Purpose: To understand the role of a workplace-based assessment (WBA) tool in facilitating feedback for medical students, this study explored changes and tensions in a clerkship feedback activity system through the lens of cultural historical activity theory (CHAT) over 2 years of tool implementation.

Method: This qualitative study uses CHAT to explore WBA use in core clerkships by identifying feedback activity system elements (e.g., community, tools, rules, objects) and tensions among these elements. University of California, San Francisco core clerkship students were invited to participate in semistructured interviews eliciting experience with a WBA tool intended to enhance direct observation and feedback in year 1 (2019) and year 2 (2020) of implementation. In year 1, the WBA tool required supervisor completion in the school's evaluation system on a computer.
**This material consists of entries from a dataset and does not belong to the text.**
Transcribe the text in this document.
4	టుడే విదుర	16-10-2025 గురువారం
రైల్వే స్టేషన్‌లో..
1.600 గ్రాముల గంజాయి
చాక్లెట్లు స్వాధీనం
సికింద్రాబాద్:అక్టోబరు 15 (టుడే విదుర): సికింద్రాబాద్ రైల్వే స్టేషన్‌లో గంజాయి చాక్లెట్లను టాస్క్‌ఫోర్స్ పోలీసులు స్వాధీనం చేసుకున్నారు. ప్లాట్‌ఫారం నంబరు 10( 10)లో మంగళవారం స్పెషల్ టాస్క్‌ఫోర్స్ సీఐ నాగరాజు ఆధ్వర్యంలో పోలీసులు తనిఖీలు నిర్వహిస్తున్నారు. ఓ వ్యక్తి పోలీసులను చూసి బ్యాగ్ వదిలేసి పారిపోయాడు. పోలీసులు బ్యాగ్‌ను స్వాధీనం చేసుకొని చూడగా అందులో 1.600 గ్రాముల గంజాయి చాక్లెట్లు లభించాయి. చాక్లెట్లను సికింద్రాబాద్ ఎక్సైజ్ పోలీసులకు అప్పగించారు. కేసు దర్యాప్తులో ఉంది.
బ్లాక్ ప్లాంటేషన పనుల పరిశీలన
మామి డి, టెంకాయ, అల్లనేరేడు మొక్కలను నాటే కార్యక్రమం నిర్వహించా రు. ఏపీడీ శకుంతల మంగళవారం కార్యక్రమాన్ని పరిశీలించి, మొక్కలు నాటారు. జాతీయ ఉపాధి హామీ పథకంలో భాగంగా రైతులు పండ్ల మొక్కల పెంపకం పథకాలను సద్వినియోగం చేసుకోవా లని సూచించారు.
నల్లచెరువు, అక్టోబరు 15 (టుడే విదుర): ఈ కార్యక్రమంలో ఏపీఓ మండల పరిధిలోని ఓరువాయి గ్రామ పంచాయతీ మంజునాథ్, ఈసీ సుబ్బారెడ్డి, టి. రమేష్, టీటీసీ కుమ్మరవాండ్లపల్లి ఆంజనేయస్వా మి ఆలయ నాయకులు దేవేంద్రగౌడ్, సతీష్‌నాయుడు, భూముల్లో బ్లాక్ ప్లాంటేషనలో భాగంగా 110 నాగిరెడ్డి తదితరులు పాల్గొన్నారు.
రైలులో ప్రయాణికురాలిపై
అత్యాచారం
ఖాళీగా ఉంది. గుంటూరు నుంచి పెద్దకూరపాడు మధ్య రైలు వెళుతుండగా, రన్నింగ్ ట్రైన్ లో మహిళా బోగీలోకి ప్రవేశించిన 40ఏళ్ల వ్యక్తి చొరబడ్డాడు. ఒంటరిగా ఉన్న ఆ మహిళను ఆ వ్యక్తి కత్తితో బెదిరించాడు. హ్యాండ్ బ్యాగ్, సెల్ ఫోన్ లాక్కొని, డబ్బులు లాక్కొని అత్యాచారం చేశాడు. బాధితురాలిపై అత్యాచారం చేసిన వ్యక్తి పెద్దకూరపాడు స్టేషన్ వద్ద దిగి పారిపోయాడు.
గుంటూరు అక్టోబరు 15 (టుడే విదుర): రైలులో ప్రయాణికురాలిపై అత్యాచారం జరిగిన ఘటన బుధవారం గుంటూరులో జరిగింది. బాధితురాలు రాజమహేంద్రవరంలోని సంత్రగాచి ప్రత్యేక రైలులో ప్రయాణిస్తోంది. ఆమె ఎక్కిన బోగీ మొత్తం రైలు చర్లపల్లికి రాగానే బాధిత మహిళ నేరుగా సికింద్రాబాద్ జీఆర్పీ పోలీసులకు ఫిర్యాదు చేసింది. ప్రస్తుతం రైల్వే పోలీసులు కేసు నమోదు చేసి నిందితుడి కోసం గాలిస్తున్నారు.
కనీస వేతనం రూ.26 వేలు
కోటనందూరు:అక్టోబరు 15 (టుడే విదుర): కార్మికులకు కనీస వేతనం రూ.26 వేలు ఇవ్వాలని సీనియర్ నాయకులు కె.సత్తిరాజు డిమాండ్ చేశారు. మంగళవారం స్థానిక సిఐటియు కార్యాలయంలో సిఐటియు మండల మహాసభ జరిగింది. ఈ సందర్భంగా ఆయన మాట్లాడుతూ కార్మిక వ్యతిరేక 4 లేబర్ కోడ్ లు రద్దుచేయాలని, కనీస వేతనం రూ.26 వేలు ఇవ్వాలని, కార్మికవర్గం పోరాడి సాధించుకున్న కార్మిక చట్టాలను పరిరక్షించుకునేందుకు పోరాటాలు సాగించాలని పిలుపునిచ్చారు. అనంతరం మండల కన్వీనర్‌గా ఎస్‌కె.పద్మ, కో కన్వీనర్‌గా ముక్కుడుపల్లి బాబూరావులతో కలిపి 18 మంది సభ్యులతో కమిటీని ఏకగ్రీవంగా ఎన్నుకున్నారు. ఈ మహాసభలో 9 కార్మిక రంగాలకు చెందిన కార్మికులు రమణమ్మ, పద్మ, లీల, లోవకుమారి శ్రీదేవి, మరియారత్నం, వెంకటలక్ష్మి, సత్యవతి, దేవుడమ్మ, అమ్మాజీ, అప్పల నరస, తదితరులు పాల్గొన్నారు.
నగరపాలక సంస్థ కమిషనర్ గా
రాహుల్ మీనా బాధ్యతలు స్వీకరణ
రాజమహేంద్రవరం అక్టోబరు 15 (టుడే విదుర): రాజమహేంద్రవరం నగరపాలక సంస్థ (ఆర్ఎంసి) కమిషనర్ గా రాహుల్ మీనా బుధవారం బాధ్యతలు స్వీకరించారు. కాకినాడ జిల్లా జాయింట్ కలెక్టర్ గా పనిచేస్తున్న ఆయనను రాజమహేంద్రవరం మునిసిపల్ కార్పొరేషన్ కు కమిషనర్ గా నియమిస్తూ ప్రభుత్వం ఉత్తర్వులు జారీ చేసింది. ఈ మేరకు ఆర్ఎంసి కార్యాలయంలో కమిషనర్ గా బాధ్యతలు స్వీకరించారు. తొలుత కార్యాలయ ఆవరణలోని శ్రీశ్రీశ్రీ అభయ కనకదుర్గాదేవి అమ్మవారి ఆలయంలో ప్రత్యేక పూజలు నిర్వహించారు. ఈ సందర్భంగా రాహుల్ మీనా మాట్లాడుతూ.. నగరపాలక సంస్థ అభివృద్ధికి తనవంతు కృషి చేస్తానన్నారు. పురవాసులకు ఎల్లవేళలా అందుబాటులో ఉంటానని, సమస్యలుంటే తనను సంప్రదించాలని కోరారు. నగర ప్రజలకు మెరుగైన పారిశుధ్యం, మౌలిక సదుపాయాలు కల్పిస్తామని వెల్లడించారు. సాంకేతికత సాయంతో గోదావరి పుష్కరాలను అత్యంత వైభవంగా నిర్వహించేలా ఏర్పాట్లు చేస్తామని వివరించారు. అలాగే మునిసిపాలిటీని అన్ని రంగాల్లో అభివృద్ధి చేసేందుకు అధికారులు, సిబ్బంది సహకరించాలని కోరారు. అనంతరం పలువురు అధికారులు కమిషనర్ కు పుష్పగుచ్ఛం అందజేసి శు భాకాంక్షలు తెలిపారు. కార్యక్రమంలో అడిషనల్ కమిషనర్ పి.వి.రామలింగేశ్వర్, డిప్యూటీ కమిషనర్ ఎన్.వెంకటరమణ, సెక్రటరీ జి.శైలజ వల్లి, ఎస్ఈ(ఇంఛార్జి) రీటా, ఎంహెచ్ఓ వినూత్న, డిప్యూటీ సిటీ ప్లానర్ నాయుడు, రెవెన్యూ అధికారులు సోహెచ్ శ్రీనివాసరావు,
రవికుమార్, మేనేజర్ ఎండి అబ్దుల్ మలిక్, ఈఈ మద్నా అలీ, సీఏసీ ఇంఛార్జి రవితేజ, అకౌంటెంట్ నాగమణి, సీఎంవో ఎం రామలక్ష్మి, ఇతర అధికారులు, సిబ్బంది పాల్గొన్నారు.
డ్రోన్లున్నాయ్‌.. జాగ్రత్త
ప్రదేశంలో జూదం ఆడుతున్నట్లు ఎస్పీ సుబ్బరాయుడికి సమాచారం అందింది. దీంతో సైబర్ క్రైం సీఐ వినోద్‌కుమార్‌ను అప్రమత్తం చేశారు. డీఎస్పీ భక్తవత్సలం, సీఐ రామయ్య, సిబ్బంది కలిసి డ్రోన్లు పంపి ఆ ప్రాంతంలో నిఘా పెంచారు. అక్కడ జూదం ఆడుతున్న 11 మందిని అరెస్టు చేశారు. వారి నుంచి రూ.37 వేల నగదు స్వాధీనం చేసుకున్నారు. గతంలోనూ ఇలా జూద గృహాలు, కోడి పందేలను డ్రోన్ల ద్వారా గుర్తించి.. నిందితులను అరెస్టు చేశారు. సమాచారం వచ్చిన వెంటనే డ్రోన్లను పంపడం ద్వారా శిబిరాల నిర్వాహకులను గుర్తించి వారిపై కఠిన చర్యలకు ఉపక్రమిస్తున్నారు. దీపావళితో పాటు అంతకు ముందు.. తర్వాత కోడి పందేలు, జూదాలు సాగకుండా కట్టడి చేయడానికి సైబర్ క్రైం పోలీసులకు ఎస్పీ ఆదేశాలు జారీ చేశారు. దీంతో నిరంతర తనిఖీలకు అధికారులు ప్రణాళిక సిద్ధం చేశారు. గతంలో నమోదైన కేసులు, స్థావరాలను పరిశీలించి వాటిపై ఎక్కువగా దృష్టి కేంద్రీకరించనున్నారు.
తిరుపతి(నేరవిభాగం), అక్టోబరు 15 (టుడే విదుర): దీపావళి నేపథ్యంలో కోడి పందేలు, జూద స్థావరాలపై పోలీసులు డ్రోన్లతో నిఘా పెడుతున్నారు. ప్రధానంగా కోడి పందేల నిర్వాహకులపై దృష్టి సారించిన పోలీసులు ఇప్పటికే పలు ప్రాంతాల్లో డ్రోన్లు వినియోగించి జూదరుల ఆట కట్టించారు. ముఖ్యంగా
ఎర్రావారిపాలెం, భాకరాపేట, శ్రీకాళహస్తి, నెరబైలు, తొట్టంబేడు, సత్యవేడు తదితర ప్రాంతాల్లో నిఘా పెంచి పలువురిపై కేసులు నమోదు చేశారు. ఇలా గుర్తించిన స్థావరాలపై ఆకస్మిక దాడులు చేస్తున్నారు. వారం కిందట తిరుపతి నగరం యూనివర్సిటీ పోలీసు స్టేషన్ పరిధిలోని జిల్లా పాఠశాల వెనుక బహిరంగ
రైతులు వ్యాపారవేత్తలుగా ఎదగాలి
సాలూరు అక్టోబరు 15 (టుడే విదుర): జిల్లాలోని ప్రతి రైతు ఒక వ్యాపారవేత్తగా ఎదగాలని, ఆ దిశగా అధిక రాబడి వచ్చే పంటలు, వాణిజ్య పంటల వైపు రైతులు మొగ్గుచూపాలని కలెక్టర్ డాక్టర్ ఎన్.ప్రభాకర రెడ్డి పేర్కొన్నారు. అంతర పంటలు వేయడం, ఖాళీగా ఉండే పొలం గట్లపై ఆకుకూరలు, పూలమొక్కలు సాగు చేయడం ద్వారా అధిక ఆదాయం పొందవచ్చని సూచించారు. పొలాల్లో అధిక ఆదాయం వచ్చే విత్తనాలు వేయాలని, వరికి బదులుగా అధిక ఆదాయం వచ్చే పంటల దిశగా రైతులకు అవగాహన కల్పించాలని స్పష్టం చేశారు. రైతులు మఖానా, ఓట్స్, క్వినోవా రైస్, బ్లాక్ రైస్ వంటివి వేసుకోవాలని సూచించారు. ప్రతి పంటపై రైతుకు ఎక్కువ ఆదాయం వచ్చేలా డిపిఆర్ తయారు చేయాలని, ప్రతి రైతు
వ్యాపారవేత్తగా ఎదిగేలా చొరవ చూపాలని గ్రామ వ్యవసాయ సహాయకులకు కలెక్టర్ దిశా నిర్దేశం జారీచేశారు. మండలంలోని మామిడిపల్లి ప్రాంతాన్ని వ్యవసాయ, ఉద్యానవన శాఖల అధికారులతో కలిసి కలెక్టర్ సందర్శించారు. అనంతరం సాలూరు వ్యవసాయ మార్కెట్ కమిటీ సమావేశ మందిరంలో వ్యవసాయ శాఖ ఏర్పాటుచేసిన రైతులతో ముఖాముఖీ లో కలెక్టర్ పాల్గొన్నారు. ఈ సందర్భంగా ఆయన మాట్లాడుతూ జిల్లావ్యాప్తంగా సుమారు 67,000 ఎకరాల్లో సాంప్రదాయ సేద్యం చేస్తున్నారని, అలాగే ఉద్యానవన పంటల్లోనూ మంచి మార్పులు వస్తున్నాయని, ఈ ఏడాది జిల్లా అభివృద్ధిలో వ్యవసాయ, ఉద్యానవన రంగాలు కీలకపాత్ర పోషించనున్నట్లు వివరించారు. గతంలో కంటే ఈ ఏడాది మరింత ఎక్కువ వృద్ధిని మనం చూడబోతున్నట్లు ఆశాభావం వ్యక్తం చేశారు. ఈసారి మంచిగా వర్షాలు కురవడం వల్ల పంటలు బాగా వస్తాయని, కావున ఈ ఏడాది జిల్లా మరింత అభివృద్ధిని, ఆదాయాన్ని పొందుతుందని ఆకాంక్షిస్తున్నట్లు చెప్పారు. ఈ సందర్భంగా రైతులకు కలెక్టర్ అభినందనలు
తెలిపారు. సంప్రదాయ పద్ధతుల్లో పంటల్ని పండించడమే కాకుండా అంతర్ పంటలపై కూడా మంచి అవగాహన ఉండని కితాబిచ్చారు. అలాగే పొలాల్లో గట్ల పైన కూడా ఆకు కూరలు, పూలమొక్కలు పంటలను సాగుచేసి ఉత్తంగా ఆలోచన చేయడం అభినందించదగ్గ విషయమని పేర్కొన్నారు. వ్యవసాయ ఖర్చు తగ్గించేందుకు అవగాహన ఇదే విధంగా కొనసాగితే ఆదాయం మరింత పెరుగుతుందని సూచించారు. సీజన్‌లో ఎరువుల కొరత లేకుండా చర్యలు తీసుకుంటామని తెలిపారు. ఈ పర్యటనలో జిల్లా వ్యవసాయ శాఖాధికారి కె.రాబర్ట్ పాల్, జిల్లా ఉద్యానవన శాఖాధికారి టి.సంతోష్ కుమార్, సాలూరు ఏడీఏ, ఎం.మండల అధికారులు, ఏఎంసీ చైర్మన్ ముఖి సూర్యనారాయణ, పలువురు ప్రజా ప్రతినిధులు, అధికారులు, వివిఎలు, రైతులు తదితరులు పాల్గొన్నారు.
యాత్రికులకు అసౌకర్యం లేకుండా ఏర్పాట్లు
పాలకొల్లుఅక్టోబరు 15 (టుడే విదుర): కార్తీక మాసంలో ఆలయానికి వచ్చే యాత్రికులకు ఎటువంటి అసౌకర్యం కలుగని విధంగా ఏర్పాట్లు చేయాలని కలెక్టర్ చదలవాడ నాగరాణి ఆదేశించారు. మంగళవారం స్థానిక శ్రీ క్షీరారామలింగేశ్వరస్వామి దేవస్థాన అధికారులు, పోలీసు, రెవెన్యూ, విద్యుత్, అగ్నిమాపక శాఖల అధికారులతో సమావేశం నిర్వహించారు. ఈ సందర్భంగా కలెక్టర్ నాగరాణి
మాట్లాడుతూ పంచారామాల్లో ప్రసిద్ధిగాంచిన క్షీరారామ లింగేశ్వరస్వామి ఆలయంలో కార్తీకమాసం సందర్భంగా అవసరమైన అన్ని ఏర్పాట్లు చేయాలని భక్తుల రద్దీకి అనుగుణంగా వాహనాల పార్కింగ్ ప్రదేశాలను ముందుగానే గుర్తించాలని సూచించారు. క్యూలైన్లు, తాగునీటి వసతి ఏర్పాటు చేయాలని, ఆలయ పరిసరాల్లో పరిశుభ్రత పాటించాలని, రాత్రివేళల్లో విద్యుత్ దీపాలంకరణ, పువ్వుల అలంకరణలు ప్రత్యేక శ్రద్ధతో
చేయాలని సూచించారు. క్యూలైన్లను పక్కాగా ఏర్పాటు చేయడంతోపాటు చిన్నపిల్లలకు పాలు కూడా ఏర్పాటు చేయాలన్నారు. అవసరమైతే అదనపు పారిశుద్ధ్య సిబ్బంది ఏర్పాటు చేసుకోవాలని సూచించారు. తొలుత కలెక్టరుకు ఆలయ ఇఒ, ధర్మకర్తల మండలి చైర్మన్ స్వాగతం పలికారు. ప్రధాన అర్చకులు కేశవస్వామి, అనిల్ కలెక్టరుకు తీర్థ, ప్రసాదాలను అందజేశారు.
In year 2, both students and supervisors had WBA completion abilities and could access the form via a smartphone separate from the school's evaluation system.

Results: Thirty-five students participated in interviews. The authors identified tensions that shifted with time and tool iterations. Year 1 students described tensions related to cumbersome tool design, fear of burdening supervisors, confusion over WBA purpose, WBA as checking boxes, and WBA usefulness depending on clerkship context and culture. Students perceived dissatisfaction with the year 1 tool version among peers and supervisors. The year 2 mobile-based tool and student completion capabilities helped to reduce many of the tensions noted in year 1. Students expressed wider WBA acceptance among peers and supervisors in year 2 and reported understanding WBA to be for low-stakes feedback, thereby supporting formative assessment for learning.

Conclusions: Using CHAT to explore changes in a feedback activity system with WBA tool iterations revealed elements important to WBA implementation, including designing technology for tool efficiency and affording students autonomy to document feedback with WBAs.